Outros inquéritos devem ser abertos por conta dos outros terrenos? O sr. acompanha o caso do quarteirão do Itaim Bibi?

No Itaim tem uma ação popular em andamento, com liminar, impedindo o município de vender. Tem de esperar o que o juiz vai decidir no caso. Temos um inquérito civil em andamento, mas estamos acompanhando a ação popular, para ver se há necessidade ou não de entrar com uma ação e esperamos por um momento oportuno. Provavelmente, vamos fazer outras audiências públicas. Talvez a próxima seja na Barra Funda. Estamos avaliando essa audiência de ontem para ver a conveniência de fazer uma nova audiência em outras locais. O terreno da Mooca é o que está mais próximo da venda.

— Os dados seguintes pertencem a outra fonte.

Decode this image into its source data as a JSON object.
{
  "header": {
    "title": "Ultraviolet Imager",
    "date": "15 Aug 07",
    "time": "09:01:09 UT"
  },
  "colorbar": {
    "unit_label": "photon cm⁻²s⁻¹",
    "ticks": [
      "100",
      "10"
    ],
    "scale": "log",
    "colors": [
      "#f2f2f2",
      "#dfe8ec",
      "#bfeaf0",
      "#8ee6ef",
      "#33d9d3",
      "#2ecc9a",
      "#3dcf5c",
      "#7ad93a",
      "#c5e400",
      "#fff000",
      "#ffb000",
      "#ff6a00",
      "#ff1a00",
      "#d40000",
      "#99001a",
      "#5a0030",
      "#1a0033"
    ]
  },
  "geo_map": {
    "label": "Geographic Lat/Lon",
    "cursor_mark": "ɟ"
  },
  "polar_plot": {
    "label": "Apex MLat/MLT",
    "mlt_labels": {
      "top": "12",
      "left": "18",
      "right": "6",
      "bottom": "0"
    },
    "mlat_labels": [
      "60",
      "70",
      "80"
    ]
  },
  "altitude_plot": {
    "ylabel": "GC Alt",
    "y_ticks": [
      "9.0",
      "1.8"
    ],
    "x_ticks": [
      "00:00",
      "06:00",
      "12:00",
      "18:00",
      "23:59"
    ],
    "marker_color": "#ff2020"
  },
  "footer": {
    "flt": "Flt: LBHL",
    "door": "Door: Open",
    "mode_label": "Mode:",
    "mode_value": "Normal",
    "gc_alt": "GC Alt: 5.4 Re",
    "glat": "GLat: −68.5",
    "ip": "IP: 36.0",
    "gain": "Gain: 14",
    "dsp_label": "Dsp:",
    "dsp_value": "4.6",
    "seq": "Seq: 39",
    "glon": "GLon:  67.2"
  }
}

A manifestação da Amo a Mooca pode ser bem sucedida?

É importante que a população saiba dessas propostas de venda e se mobilize. É importante que as pessoas se conscientizem e não fiquem só esperando que o Ministério Público faça alguma coisa. Elas têm de manifestar que estão descontentes com essas situações e se articular para evitá-las.